Bu makalede ele alınan konular hakkında hızlı bir genel bakış.
Evde, sokakta,okulda büyük bir telaş var. Yeni eğitim öğretim yılı sancılı başlıyor. Günlerdir yeni eğitim sistemi (4+4+4) tartışılıyor. Milli Eğitim Bakanı televizyonları dolaşarak 5 yaşındaki çocukları okula alacaklarını, hatta kayıtlarını bile yaptıklarını söylüyor. Çocuğunu 5 yaşında okula göndermek istemeyenler ise hastanelere akın ederek rapor aldı. Başbakan rapor alınan çocukları “geri zekalı” olmakla itham etti.Çocukların geleceğini ilgilendiren eğitim konusunda çok sert ve bir o kadar da seviyesiz tartışmalar sürüp gidiyor.Geçen eğitim öğretim yılının son bir ayında 25 gün süreyle 7 milyon 200 öğrenciye haftanın 5 günü öğrenci başına 200 mililitre süt dağıtılmıştı. Süt dağıtımı 25 gün sürmüş ama yaygarası günlerce devam etmişti.

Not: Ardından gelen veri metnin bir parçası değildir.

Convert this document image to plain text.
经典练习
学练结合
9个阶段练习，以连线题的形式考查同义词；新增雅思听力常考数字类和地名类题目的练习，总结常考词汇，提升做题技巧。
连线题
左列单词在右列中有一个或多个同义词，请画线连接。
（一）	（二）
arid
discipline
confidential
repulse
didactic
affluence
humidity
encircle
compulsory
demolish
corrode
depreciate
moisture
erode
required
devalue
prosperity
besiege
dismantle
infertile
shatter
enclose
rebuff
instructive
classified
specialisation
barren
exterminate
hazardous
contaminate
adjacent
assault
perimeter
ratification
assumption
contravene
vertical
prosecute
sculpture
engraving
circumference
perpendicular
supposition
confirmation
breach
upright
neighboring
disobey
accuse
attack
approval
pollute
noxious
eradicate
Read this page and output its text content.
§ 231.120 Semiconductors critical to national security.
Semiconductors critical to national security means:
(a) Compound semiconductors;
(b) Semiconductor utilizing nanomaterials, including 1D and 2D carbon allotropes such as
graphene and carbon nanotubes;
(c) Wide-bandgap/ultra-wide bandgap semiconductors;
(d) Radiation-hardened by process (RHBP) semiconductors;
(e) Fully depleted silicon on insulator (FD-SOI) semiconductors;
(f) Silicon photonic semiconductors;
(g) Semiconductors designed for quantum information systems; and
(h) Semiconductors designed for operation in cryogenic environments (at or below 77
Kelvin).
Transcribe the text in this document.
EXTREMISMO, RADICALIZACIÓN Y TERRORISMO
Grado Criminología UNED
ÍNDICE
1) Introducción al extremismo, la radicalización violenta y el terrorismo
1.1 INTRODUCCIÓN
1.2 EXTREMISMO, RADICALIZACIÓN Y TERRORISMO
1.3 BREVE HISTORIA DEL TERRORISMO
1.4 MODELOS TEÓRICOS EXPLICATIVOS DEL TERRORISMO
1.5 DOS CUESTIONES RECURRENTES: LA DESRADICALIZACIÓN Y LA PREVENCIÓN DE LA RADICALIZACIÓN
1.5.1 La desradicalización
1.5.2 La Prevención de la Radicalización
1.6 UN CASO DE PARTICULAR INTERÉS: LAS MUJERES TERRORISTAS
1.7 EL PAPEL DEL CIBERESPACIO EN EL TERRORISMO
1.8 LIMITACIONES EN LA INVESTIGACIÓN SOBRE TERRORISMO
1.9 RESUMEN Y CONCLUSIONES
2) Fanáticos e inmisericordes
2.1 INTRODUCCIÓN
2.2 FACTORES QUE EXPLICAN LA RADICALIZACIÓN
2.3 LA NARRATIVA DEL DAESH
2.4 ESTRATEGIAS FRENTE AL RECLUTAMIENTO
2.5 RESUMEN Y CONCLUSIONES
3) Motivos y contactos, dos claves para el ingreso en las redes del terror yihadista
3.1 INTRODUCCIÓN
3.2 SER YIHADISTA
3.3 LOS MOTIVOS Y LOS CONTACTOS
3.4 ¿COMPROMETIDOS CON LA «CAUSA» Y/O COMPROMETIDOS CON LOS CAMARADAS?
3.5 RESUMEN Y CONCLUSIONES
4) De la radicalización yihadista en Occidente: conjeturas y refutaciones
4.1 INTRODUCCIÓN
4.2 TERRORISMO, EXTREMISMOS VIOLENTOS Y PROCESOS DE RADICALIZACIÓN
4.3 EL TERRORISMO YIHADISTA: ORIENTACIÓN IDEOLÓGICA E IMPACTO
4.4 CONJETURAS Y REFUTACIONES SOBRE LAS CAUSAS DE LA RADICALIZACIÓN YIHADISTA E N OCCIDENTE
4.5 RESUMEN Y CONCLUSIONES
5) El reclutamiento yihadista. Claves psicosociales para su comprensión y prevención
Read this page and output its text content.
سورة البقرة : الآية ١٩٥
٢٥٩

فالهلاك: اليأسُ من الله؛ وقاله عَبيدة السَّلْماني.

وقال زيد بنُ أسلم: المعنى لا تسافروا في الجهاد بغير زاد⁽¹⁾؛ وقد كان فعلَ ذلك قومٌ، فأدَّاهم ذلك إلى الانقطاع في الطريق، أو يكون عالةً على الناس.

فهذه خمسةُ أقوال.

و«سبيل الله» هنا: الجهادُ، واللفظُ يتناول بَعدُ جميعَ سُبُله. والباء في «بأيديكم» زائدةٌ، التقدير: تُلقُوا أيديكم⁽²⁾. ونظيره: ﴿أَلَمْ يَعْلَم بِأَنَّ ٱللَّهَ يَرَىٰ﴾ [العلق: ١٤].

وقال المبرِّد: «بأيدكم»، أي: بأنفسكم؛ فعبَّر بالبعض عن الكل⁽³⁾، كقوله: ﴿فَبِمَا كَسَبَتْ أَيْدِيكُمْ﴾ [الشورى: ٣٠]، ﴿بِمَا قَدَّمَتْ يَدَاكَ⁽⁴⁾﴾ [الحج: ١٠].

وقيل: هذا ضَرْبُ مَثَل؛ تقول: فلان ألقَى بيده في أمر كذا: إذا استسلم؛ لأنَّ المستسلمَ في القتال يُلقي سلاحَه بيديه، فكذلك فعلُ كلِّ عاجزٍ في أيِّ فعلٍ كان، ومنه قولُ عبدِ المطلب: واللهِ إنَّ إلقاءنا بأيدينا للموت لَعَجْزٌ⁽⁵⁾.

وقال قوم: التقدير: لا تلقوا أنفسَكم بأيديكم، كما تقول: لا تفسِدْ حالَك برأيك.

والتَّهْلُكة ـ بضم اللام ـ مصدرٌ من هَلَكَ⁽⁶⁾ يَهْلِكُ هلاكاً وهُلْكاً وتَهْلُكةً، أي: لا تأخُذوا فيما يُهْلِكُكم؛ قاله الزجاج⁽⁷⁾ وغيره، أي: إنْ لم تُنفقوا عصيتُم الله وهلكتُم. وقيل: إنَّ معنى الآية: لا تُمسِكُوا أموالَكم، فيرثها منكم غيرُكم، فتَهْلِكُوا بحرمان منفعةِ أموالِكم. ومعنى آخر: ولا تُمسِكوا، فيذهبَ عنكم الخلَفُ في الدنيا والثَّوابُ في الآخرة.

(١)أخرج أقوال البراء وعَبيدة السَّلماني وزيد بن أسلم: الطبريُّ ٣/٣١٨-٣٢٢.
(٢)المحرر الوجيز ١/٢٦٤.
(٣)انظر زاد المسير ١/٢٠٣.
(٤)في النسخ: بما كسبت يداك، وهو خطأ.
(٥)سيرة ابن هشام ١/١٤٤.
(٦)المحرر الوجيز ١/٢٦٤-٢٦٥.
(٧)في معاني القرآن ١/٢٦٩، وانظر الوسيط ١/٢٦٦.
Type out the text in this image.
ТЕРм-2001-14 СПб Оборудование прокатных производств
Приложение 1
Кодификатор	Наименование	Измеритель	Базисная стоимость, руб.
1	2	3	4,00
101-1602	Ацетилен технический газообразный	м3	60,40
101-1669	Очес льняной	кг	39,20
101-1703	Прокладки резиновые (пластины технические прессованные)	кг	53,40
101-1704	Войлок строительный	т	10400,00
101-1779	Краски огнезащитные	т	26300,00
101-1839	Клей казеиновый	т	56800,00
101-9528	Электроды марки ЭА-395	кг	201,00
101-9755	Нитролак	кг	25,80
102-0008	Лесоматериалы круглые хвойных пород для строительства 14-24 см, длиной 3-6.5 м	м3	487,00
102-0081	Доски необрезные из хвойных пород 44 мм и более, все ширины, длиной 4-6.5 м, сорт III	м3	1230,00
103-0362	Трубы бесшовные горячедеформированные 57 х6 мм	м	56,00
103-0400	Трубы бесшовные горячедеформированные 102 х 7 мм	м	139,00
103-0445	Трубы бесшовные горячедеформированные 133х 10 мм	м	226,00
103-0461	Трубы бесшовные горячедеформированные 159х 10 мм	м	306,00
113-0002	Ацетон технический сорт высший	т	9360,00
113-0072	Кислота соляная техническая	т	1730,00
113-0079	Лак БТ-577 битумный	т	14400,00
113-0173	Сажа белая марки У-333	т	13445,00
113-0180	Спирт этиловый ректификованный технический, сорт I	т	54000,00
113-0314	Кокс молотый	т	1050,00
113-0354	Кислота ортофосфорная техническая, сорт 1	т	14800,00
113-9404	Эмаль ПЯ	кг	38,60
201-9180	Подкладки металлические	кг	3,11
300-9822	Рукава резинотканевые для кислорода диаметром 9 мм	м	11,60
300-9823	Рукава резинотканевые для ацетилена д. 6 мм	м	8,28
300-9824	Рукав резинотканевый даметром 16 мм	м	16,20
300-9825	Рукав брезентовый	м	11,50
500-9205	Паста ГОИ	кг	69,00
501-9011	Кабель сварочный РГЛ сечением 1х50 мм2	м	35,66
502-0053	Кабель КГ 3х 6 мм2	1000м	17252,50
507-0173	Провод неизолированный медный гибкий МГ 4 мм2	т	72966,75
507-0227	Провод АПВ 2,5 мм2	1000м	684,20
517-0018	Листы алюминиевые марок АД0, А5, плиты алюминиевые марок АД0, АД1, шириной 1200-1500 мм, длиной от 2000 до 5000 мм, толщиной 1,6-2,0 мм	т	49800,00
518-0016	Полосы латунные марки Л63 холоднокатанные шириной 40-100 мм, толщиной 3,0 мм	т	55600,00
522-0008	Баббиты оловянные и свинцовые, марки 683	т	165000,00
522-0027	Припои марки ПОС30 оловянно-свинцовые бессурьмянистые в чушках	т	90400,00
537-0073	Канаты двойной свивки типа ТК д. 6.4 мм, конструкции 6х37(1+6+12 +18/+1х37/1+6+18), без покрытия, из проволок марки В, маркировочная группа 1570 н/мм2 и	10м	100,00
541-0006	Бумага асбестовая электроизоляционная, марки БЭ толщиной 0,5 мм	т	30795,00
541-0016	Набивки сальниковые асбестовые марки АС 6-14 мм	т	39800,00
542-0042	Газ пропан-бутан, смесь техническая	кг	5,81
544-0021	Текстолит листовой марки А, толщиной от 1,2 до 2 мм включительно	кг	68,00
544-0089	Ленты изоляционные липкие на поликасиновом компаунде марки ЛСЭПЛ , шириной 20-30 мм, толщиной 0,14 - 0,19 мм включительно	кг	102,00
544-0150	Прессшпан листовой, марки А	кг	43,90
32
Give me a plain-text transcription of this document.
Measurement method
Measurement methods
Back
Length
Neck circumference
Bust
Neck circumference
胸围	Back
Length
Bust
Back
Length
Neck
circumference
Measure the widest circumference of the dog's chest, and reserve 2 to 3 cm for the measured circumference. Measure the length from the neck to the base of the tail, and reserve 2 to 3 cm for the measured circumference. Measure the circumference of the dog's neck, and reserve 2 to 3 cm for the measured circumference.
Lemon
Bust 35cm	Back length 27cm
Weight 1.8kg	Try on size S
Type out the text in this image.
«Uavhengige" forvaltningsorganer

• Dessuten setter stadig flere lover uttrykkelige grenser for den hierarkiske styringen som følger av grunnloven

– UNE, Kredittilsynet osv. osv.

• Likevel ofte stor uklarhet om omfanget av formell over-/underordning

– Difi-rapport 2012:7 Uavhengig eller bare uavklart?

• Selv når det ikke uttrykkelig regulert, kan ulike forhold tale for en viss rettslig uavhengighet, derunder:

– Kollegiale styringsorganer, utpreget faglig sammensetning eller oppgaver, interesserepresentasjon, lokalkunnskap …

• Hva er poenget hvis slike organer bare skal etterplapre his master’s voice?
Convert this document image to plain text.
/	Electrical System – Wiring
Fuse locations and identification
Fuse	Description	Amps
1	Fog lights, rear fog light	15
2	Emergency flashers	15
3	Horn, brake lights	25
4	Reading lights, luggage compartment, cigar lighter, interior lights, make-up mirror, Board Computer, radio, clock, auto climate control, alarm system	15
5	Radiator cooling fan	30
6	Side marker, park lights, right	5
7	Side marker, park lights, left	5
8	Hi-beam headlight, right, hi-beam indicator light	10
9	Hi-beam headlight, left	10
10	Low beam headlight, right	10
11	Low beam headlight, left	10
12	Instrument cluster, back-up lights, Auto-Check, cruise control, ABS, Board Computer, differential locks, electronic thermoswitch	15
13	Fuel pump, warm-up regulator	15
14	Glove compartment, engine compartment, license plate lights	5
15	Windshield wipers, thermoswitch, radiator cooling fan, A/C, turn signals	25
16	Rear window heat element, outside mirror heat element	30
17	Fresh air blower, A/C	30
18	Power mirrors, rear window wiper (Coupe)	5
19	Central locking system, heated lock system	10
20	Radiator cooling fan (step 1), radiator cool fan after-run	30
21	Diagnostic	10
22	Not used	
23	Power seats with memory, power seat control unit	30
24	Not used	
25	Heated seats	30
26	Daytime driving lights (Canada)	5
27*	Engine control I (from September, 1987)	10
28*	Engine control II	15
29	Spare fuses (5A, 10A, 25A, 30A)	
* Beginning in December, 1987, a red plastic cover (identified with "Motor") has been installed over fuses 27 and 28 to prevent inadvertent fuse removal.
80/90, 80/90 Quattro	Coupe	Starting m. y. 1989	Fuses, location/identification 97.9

Bu sütunda 28 Ağustos’ta “Okullar açılıyor, çocukların sütü nerede?” başlığıyla yazdığımız yazı ile konuyu yeniden gündeme taşıdık. Diğer medya kuruluşları da konuyu sütunlarına ve ekranlara taşıyınca Gıda,Tarım ve Hayvancılık Bakanlığından, okul sütü ile ilgili Milli Eğitim ve Sağlık Bakanlıklarına öneri yapıldığı, çalışmaların sürdürüldüğü gibi açıklamalar yapıldı.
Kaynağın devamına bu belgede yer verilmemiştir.